Some of the group's most famous targets include the white supremacist group Ku Klux Klan, the Westboro Baptist Church (known for its hate speech against the LGBT community, Jews, and liberal politicians), the Vatican, and even the CIA.

Anonymous' targets also include governments, such as Tunisia in 2011, in response to reports of censorship during the Arab Spring uprisings. Last year, the group was reported to have launched attacks that on the city of Ferguson, Missouri after the fatal shooting of Michael Brown, taking down e-mail servers and the phone system.

This is not the first time Anonymous has declared war against ISIS.

Following the Charlie Hebdo attacks in January, the hacker group waged an online vigilante campaign that attacked extremist donation websites and forced the shutdown of more than 25,000 Twitter profiles suspected to have belonged to ISIS supporters

The group says it has identified more than 39,000 suspected ISIS profiles and reported them to Twitter.
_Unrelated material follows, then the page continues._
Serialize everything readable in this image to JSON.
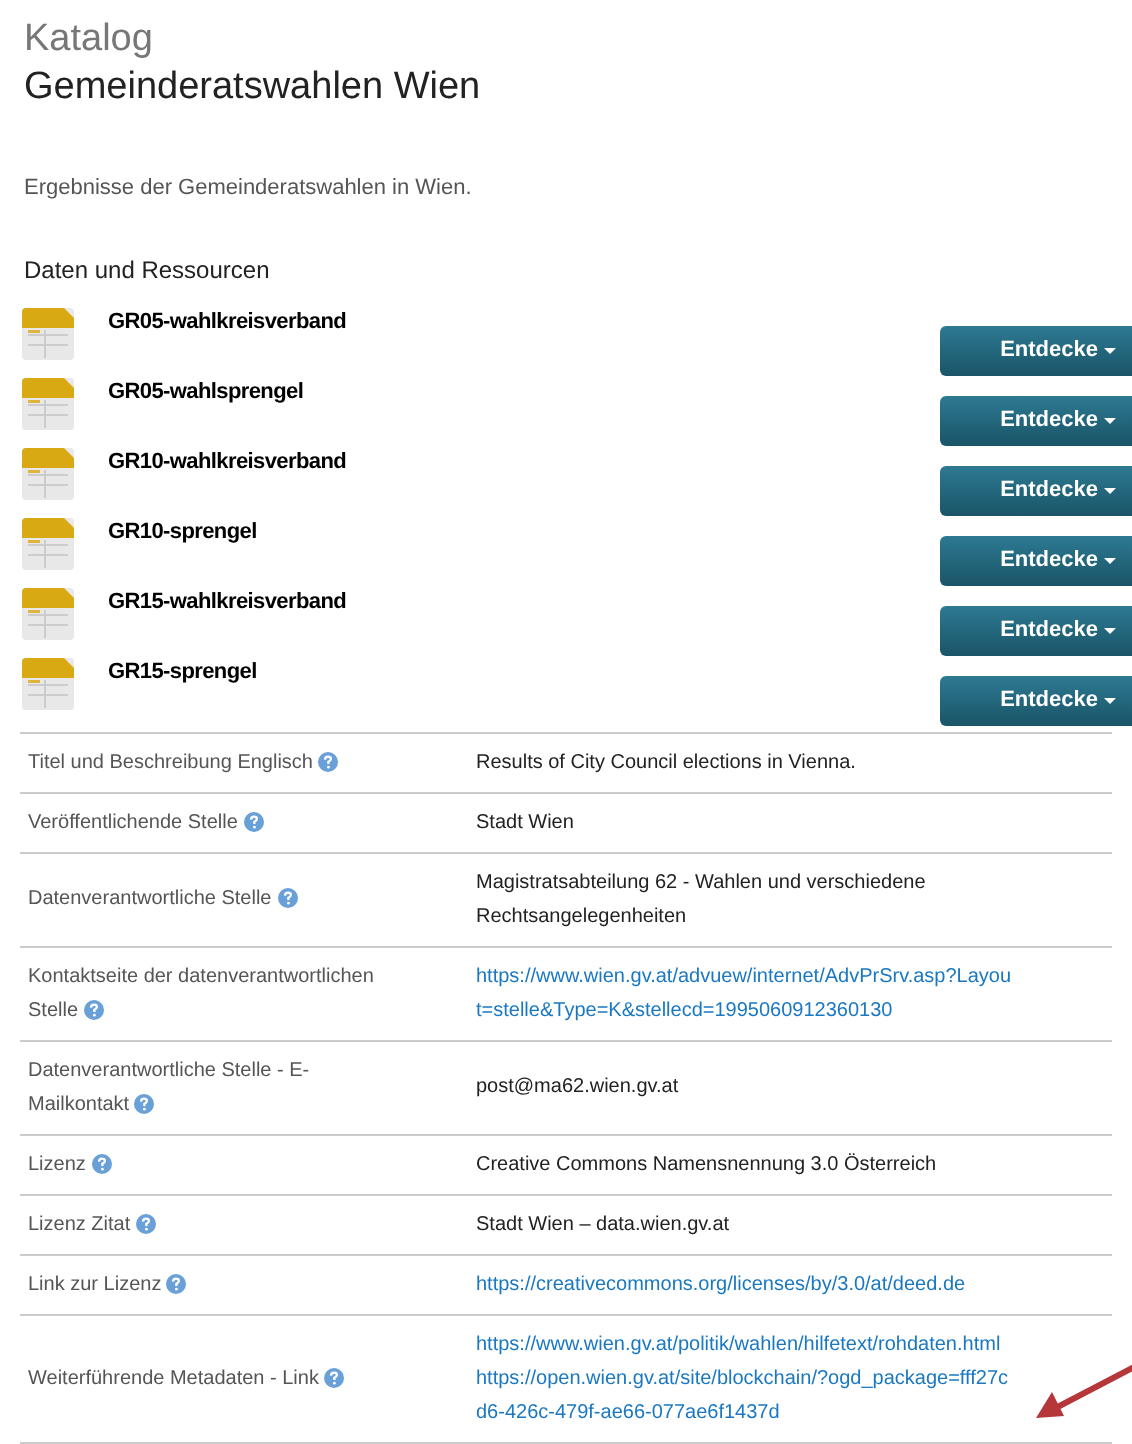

It claims to have had more than 25,000 of these accounts suspended, while nearly 14,000 more on the targeted list remain active, according to a list posted to a site calling itself Lucky Troll Club.

Now, how effective can a virtual declaration of war be in taking down a militant group that is active? According to cyberwarfare expert David Gewirtz, cyberattacks may not be able to "take terrorists off the field", but it can cause a huge disruption in the terrorists' operations.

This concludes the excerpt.